You're an avowed "Thelma & Louise" fan. You get together with friends at least once a year, pound down a few tequila shots and whoop along as Susan Sarandon and Geena Davis go on the adventure of their lives, getting grittier, tougher and more wonderful with every passing mile.
But do you know every twist and turn of the story behind the making of the now-classic movie, which was released on May 24, 1991 — 25 years ago? We thought not! So strap on your cowboy hats and bandannas and shift into gear to find out more than you ever thought you'd know about our heroines, their movie and one seriously awesome set of abs.
1. The movie inspired at least two songs
Singer-songwriter Tori Amos saw the movie and was inspired to write "Me and a Gun," about her own rape six years prior (and which she had not spoken of before seeing the movie). She reportedly began crying in the movie theater while watching the movie and wrote the song lyrics in her head. Additionally, Argentine singer Fito Paez wrote "Dos Días en la Vida" ("Two Days in One Lifetime") after seeing the film; his lyrics tell Thelma and Louise's story and the song was a hit in 1992.
2. Brad Pitt wasn't the only person considered to play J.D.
The super-handsome no-goodnik thief with the excellent abs turned out to be Pitt's breakout role, but also up for the part was Billy Baldwin, who left the running to sign on with "Backdraft." Meanwhile, Pitt's future BFF George Clooney auditioned five times for the part. "When I saw it, I thought actually that was the right choice," Clooney told The Hollywood Reporter in 2011. "He was really good in it, and I would have f---ed it up somehow." Also, Pitt earned a measly $6,000 for essentially stealing the film.
3. Susan Sarandon and Geena Davis weren't first choices for the lead roles
The list of other possible stars included Jodie Foster, Michelle Pfeiffer, Meryl Streep, Goldie Hawn and Holly Hunter. But Davis really wanted in, and called director Ridley Scott every week for a year so she could play ... Louise? But then Davis met Sarandon and knew the role definitely should be Susan's.
4. Things almost ended very differently
Spoiler alert: The ending in which both women drive off the edge of the Grand Canyon almost didn't happen; director Scott wanted to have Louise push Thelma out of the car before the big plunge. But the movie stayed true to screenwriter Callie Khouri's original intention. "I think by then we had earned that ending," Sarandon told Entertainment Weekly in 2011.

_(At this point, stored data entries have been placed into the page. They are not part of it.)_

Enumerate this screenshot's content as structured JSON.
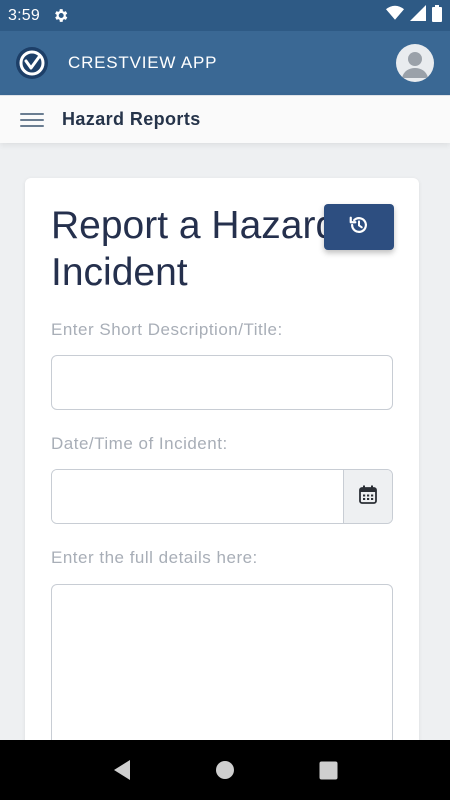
{
  "status_bar": {
    "time": "3:59",
    "icons": [
      "gear-icon",
      "wifi-icon",
      "signal-icon",
      "battery-icon"
    ]
  },
  "app_bar": {
    "title": "CRESTVIEW APP",
    "logo_icon": "crestview-logo",
    "avatar_icon": "user-avatar-icon"
  },
  "sub_bar": {
    "title": "Hazard Reports",
    "menu_icon": "hamburger-menu-icon"
  },
  "form": {
    "title": "Report a Hazard or Incident",
    "history_icon": "history-icon",
    "short_description_label": "Enter Short Description/Title:",
    "short_description_value": "",
    "datetime_label": "Date/Time of Incident:",
    "datetime_value": "",
    "calendar_icon": "calendar-icon",
    "details_label": "Enter the full details here:",
    "details_value": ""
  },
  "nav_bar": {
    "icons": [
      "back-icon",
      "home-icon",
      "recents-icon"
    ]
  },
  "colors": {
    "status_bar": "#2e5a85",
    "app_bar": "#3a6894",
    "primary_button": "#2d4e80",
    "title_text": "#25304d",
    "label_text": "#a8aeb7"
  }
}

5. That ending might have been more metaphorical than literal
Khouri defended the ending in the Atlantic that year, noting, "To me, the ending was symbolic, not literal ... We did everything possible to make sure you didn't see a literal death. ... You were left with the image of them flying. They flew away, out of this world and into the mass unconscious. Women who are completely free from all the shackles that restrain them have no place in this world."